多分そうだよな、この前下ネタもいけるって言ってたしな、よし……。
なんだかさっきより気持ち動きが鈍くなった指で再び文字を打ち込む。
<心音淡雪>:教師系の薄い本でも定番の流れですもんね!
これでよし、ふふふっ、ダガーちゃんとのやりとりも段々様になってき
<†ダガー†>:あー? いきなりなんだ?
下ネタじゃなかったんかーい!!!!
机にズコーっと上半身を倒れこんだ私なのだった。この天然ちゃんが!
<†ダガー†>:ちなみに師匠に届いたコラボのお誘い文面を考える為だけに俺を呼び出したあげく5時間も悩んでたくらい先生は真面目だぞ
へ!? ええ!? あ、消えた!?
なんだかすごく面白そうな情報が書かれた文面が届いた気がしたのだが、ほんの数秒で取り消されたらしく消えてしまった。
<心音淡雪>:ちょっと! 今のもう一回送ってください!
<†ダガー†>:ぅ……すまない、また記憶が……
<心音淡雪>:もしかして隣に月島さんとかいない?
<†ダガー†>:あー? だれ?
<心音淡雪>:まだそこまでは読んでないのね……
これでダガーちゃんからは話を聞いたから、次は匡ちゃんにも聞いてみよう。
ダガーちゃんに送ったのとまったく同じ文面を匡ちゃんにも送る。
<宮内匡>:真面目な人である
しばらくするとそう返事が来た。
2人とも言うってことは本当に先生は真面目な人なんだろうな、ああ見えて……。
<宮内匡>:あとどうしようもない人である
一行での矛盾、むしろ最近では安心するまである。
<心音淡雪>:ダガーちゃんも手遅れになった聖様とか言ってましたよ
<宮内匡>:言い得て妙であるな。だが手遅れになるということはその道は向いてなかったというだけで、先生も腐らずに新しい道を進めばいいと宮内は思うがな
……なんだか匡ちゃんの発言には若い活力を感じるなぁ。私もまだ若輩者ではあるけど、それでもなんだか眩しく聞こえる。
<宮内匡>:また、傾向と対策の観点からだと、先生はライブオンの知識が殆どないことは知っておくといいかもしれんな
<心音淡雪>:え、そうなんですか?
<宮内匡>:先生はライブオンに興味があったわけではないからな。貴様のことを少し知っている程度だ
<心音淡雪>:一員になったんだし、調べたりしてはいないんですか?
<宮内匡>:運営さんから無知は魅力と言われて、めちゃくちゃ気になるらしいが律儀に今日までそれを守っているのだ
<心音淡雪>:な、なるほど……
<宮内匡>:真面目であろう?
<心音淡雪>:今ので初めて納得できました
合格が決まってから匡ちゃんダガーちゃんと順にデビューしていざ自分。この間に相当な期間があったと思うのにすごいな……。

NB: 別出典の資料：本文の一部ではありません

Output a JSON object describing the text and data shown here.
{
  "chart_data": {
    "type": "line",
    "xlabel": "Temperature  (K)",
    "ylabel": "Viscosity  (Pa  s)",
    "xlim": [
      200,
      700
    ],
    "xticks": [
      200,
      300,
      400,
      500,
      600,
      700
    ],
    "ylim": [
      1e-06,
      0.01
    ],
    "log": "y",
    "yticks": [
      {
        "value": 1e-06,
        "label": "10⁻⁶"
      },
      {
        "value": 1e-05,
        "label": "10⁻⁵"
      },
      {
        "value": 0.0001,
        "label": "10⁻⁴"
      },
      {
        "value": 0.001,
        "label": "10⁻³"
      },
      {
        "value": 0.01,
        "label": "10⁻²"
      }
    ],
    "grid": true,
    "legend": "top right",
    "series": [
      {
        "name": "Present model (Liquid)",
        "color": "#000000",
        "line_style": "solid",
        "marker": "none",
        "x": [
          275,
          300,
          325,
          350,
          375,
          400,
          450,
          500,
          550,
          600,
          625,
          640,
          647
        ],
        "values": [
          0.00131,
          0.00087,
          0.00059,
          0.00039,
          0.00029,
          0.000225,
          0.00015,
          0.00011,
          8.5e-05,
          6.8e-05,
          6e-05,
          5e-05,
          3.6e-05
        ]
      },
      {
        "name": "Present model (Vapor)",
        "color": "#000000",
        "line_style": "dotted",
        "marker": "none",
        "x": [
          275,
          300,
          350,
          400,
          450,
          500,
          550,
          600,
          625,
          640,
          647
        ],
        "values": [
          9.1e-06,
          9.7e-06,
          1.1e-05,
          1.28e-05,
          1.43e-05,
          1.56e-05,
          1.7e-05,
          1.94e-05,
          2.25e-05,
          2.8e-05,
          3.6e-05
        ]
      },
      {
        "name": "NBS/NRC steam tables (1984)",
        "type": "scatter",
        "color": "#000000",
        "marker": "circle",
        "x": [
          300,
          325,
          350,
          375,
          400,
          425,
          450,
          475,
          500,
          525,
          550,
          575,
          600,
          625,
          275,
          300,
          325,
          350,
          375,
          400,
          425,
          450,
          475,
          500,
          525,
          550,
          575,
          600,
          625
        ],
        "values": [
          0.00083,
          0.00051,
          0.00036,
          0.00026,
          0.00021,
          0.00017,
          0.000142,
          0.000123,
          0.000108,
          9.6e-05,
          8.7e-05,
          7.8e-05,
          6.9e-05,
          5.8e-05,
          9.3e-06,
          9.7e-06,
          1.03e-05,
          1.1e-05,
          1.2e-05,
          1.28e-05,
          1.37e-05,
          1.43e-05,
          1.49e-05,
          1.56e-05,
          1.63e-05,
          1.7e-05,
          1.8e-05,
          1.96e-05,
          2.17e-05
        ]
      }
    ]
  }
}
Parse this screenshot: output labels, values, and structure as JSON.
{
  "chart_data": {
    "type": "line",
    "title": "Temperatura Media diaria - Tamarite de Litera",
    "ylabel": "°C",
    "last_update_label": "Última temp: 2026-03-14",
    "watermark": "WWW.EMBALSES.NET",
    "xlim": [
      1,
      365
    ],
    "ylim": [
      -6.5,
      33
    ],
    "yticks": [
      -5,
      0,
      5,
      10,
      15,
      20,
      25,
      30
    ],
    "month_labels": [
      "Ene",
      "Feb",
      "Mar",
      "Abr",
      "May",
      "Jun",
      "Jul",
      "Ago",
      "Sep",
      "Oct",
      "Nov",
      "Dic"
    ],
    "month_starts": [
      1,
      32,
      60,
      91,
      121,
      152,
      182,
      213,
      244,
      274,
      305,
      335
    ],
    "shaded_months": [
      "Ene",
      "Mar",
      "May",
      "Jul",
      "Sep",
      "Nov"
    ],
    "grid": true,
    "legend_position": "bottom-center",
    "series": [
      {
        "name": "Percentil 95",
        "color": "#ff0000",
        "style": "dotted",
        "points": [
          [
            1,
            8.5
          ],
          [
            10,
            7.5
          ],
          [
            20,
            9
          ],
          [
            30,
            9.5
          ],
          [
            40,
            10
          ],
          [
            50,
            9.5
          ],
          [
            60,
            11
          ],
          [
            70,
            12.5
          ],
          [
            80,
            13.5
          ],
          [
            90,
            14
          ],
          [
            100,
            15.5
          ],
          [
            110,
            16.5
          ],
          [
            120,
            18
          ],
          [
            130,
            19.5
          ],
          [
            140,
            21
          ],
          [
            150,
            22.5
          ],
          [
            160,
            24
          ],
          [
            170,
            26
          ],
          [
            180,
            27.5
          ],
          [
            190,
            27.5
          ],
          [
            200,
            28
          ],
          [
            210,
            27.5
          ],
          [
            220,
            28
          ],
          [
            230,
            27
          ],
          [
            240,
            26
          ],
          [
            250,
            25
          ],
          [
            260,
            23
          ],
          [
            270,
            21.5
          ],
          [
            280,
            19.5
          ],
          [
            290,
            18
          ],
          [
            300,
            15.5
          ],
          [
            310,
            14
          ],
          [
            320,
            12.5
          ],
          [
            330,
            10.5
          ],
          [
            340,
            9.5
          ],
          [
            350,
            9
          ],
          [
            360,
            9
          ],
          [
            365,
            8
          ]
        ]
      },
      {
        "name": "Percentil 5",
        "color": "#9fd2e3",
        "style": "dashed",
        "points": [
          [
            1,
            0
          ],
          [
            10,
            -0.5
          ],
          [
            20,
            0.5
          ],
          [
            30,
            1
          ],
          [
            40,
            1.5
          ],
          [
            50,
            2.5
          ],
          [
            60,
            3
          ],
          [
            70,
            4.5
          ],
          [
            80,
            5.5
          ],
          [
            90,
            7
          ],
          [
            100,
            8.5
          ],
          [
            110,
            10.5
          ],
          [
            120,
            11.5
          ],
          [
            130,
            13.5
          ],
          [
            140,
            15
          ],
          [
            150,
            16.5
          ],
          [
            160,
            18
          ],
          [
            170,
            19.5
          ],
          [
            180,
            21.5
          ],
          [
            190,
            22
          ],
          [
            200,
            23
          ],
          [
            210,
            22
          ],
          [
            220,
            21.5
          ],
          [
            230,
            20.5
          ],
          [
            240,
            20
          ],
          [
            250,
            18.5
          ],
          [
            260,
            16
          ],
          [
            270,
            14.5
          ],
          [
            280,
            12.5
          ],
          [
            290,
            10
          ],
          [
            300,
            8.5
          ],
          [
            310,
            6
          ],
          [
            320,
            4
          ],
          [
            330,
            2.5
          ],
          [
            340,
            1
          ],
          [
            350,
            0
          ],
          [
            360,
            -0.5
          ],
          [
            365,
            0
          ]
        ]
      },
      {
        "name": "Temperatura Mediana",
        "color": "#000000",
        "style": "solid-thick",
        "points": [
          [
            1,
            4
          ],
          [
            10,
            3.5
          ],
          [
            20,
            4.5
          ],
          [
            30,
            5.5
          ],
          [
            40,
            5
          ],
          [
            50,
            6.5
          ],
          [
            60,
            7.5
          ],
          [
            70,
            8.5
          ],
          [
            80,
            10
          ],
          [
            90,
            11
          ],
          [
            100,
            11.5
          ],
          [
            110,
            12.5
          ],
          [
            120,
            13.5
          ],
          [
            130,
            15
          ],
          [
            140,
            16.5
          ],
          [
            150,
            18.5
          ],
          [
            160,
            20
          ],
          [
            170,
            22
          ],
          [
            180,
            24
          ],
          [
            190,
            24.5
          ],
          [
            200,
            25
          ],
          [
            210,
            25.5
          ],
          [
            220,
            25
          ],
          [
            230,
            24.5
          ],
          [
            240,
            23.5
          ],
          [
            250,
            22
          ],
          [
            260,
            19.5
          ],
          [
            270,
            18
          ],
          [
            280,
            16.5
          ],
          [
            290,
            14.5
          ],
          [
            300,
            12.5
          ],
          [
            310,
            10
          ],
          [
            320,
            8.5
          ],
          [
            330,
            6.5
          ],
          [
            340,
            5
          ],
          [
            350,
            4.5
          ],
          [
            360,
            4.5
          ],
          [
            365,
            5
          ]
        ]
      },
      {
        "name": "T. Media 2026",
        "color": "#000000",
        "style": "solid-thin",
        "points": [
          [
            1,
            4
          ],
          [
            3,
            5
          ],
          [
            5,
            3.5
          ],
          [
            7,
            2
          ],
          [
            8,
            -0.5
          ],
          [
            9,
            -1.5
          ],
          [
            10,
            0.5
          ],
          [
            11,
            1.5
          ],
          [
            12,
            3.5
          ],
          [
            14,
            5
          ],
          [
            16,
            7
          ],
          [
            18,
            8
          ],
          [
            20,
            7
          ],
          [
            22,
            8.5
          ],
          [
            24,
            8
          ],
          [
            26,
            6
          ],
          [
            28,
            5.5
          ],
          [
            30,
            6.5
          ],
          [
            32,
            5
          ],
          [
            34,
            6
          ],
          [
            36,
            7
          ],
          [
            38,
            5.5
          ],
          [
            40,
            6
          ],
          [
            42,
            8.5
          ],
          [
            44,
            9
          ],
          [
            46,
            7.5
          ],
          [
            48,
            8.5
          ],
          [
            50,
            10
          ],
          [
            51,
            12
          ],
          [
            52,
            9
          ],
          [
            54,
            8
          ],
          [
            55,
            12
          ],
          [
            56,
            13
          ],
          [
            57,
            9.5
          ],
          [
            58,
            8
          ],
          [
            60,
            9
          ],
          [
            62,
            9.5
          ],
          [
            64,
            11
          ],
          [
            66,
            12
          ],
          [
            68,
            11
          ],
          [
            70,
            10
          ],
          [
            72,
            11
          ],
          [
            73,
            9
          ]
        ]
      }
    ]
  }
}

というかそれなら一番最初にデビューさせてあげろよ運営と一瞬思ったが、あれが最初はそれはそれでだめだな。キャラが強すぎるのでフォローできる同期が先にデビューすべきだ。
でも……うん、2人から話を聞いて、どう挑めばいいのか分かった。
先生に授業への参加了解のチャットを送る。
まぁあれだよな、ようはあれよ。
ストゼロ飲んで行けばいいってことでしょ。